Childhood
Zoe's family, from left:
Henry Tompkins Anderson. The New Testament. Cincinnati: self-published, 1864 (two versions); Codex Sinaiticus. Cincinnati: Standard Publishing Co., 1918, and modern reprints.
Zoe’s father Henry Tompkins Anderson retranslated the New Testament from ancient texts through the lens of the Disciples of Christ, an evangelical sect he had joined in his youth. Few copies sold (various bindings were offered). Zoe’s sister Pickett Anderson Timmins published another version in 1918, and it remains in print. Henry considered scholarly labors a “divine call,” while Zoe’s mother Henrietta tended their large brood. Zoe similarly sloughed off material cares while fighting for the poor with words.
Sarah Ann Tompkins Garnett. Cursory Family Sketches. Albany: Joel Munsell, 1870.
Zoe’s cousin Sarah Garnett wrote about their ancestors in colonial Virginia and Kentucky—George Washington was another cousin—who assembled large libraries, read voraciously, and were brilliant conversationalists and musicians. For male and female relatives, Sarah Garnett wrote, the pursuit of knowledge “sometimes destroyed the influence and powers of ambition.” That unworldliness—which Zoe inherited—was only made possible before the Civil War by the labors of enslaved Black people.
Archibald Beatricia Rue. “Photos,” in The Professional and Amateur Photographer. Buffalo, NY: Professional Photographer Publishing Co., July 1902.
Zoe’s family was bent on documenting the world, although only she took up her father’s mantle as a writer. Some relatives became photographers, including her sister Jessie’s husband A. B. Rue, based in Harrodsburg, Zoe’s hometown. His sitters included students at Daughters College, Zoe’s alma mater, in a Neoclassical mansion (shown above right in an 1884 engraving from The Disciple of Christ magazine), run by John Augustus Williams (shown above left in an 1870s photo by Zoe’s half-brother Clarence Anderson). Also in this section are A. B. Rue’s landscape photos. Jessie, a portrait painter, sometimes based artworks on his photos.
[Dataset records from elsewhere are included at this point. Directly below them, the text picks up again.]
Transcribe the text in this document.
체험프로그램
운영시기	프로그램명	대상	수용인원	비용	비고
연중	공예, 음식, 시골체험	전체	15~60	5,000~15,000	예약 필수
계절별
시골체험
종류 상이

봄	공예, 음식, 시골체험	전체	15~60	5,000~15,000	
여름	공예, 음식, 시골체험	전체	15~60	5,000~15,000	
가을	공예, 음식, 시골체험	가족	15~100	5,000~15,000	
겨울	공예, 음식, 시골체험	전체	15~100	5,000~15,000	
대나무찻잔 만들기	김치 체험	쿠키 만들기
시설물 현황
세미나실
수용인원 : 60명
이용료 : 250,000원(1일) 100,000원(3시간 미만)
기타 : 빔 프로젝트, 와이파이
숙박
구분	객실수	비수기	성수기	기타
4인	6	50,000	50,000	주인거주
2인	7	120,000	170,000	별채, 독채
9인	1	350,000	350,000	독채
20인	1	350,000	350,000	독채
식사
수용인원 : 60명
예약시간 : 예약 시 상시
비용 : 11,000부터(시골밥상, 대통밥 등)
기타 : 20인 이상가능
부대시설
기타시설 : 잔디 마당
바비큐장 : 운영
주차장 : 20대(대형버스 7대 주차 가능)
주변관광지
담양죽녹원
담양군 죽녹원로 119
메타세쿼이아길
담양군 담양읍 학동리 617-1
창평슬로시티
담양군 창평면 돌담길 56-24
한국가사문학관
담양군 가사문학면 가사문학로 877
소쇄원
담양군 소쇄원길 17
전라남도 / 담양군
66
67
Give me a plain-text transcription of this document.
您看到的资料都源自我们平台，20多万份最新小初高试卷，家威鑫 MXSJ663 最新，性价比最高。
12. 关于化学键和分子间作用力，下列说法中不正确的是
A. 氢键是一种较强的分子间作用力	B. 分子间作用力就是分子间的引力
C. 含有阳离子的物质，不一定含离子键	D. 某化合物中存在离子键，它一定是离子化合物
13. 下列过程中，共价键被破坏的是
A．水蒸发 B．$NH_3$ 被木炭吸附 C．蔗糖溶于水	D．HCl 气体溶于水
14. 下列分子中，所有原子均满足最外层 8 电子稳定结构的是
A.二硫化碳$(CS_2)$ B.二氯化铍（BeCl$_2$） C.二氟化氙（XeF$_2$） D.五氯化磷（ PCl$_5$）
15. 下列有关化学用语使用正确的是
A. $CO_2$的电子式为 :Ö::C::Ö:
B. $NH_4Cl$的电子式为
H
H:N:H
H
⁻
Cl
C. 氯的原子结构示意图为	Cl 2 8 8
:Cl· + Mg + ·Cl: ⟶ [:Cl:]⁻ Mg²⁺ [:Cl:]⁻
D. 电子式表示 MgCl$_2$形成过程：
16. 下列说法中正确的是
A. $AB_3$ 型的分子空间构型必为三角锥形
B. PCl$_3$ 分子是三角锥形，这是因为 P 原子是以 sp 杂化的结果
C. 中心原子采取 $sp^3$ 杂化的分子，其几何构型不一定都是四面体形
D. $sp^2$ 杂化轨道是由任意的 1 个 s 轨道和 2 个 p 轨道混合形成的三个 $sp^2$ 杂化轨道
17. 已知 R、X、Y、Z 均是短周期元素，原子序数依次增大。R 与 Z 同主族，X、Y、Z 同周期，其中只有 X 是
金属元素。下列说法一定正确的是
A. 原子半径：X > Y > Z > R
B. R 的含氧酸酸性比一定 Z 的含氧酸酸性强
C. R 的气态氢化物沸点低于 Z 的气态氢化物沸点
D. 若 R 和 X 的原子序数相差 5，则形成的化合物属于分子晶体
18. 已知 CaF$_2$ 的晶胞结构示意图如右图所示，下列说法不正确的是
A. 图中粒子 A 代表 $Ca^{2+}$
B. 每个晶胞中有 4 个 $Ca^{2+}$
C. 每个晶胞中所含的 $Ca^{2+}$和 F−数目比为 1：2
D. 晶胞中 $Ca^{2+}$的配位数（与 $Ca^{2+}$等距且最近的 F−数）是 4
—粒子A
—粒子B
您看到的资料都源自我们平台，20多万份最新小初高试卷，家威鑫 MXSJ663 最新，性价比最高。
Three landscape stereographs of riverfronts near Zoe’s hometown, Harrodsburg, by Archibald B. Rue, a photographer married to Zoe’s artist sister Jessie.
John Wilson Townsend. Kentucky in American Letters, 1784-1912, Volume II. Cedar Rapids, IA: The Torch Press, 1913.
In this collection of about 200 profiles, Townsend quoted a brief memoir typescript that Zoe provided and ran East Side excerpts, including a poem about longing to escape “turmoil and trouble” and “be rocked in a cradle again.” He made errors, for instance giving Zoe’s birth year as 1861 instead of 1860. But by 1913 she pretended to be around age 40; The East Side called him a “chronological fiend,” stealing her youth.
A bottle of Old Jordan whiskey made in Zoe’s hometown, Harrodsburg, and a label depicting the distillery, run by Zoe’s sister Mattie’s husband John B. Thompson, a teetotaler and womanizer.
The Thompsons lived in a column-fronted Harrodsburg mansion with their alcoholic son Philip, a Harvard dropout. Zoe fictionalized a haughty, cruel woman, who had grown up impoverished, living in a column-fronted Kentucky mansion with her wealthy, unfaithful distiller husband, a teetotaler, as their Harvard-educated son becomes a ne’er-do-well alcoholic.
Postcards
Clockwise from top left: Postcard depicting downtown Harrodsburg; postcard of Lewis Academy in Wichita, where Zoe taught art in the late 1880s, when her husband Spencer brought the family westward; the Wichita courthouse where Zoe’s divorce was finalized in 1898 on grounds of Spencer’s admitted adultery.